Both the Rhodes and the vibraphone also offer these same blendable microphone settings as the celeste; the Rhodes captured through a pre-’75 recording chain, and the vibraphone played with a selection of mallets, allowing very realistic versions of each instrument to be used and melded in a recording or mix setting.
Having established that the ‘acoustic’ versions of these virtual instruments sound in fact excellent, let’s move on to the abstractions and modulations that can completely envelope these sounds.
With no clues offered from Teletone Audio, the nostalgia button gives a cool pre-recorded slant to the sounds, with extra bassy (or, as it’s called in some places, ‘warm’ tones) and a compressed/saturated overtone, giving these keyboards something of an instantly classic sound.
Tied to the modulation wheel, the Body control shifts the oil projection-esque lite-psychedelic background as it starts to abstract the key sounds into a synthesised tone, graduating from natural through to completely granular.
Next up, as the Soul setting increases the stereo field starts to widen, with the addition of a selection of chorus, flanger, phaser and tape saturation. This sounds particularly at home on the Rhodes for the classic 70s feel, and definitely pushes the vibraphone into Johnny Lytle soul-jazz territory.
Spirit adds an ethereal, spacious element to your tones, with subtle elements of verb, LFOs and octave layering.
At the end of the top line of controls Arp coolly eschews authenticity and adds an ‘as played’ note order arpeggiator to these virtual instruments, synced to the session tempo, and switchable from ¼ through to 1/32.
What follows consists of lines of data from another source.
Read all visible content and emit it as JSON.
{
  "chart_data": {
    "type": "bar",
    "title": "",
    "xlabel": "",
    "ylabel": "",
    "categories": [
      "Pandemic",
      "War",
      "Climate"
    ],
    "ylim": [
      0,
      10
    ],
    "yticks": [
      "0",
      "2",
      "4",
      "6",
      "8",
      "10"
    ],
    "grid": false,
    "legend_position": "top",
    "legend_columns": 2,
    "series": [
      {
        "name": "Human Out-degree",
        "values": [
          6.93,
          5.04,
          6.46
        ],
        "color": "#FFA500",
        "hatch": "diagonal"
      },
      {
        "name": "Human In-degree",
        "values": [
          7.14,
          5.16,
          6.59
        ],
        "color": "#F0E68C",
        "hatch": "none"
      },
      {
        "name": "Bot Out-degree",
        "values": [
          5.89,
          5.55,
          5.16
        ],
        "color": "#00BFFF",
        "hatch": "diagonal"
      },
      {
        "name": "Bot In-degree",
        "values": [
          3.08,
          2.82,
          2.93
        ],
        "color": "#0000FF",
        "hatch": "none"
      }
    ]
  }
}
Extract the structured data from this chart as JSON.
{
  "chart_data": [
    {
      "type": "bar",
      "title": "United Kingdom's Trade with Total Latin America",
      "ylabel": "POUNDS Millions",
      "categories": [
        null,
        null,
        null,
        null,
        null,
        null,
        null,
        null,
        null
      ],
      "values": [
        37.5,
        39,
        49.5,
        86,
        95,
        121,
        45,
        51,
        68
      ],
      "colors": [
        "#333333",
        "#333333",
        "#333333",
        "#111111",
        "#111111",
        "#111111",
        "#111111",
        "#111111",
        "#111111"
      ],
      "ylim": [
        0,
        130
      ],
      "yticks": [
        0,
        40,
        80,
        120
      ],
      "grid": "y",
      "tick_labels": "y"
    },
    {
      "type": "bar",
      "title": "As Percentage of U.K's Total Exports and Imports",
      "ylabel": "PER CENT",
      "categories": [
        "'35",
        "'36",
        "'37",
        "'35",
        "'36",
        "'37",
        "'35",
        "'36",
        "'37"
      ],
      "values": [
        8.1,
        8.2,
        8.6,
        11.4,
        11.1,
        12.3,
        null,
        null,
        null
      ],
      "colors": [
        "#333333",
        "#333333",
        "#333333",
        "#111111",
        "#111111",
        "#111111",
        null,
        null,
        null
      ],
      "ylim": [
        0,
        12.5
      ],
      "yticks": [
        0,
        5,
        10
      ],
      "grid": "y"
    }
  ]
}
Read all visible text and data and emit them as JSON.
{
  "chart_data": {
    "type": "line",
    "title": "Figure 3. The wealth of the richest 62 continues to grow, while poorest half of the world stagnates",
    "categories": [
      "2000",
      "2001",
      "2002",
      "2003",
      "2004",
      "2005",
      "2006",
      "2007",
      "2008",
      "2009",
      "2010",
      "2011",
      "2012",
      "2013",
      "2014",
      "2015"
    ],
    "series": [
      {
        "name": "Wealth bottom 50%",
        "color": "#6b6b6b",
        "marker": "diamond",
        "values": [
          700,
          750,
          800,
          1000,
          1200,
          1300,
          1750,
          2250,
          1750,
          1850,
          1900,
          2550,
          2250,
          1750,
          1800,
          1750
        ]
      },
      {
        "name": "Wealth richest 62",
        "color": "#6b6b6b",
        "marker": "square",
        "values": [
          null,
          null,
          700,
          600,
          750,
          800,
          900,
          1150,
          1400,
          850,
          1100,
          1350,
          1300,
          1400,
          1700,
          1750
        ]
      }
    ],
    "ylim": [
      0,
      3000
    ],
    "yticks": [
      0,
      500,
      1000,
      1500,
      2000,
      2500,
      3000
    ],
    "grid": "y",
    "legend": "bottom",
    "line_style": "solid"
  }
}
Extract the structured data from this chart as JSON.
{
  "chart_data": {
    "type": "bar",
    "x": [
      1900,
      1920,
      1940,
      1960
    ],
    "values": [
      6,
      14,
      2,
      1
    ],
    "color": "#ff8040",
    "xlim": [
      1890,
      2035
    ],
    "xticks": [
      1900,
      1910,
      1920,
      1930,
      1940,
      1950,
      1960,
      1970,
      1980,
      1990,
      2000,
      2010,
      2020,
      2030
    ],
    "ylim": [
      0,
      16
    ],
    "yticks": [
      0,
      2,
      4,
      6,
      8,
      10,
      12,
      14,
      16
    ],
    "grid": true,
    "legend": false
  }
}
Onto the second line and past the ‘traditional’ mic-ing settings explored above, Age activates a series of high and low pass filters, with additional tape saturation to further the work of the Nostalgia switch in a staunch ‘recorded to tape’ vein, with an additional Wow setting with selectable speed to really head into worn cassette world if you so desire.
The Vibration setting offers the absolute staple of tremolo to these vintage instruments (and perhaps offering tremolo to the celeste community for the first time), with control over depth and speed, and the option to sync to tempo or work manually.
And at the end of the row, we have controls for Sensitivity, Mechanics (basically a gate on the mechanical noise that is sampled and produced by the units), Noise (controlling multiple, blendable background noise from room sound, tape hiss, and vinyl hiss with additional crackles), and finally, stereo, which ranges from absolutely mono-ing of the signal to extreme stereo width.
Using and stacking these effects in tandem can lead your tones into a drastic new place. You may have come for one of the more authentic sounding recreations of a classic Wurli, Rhodes, vibraphone or celeste and may very well leave with a brand new ethereal instrument that pushes far beyond what any of these mere percussive keyboard instruments creators ever envisaged.
Vespertone runs through the Native Instruments free Kontakt Player, and runs at $79 US — approx. $114 AUD — from Teletone Audio.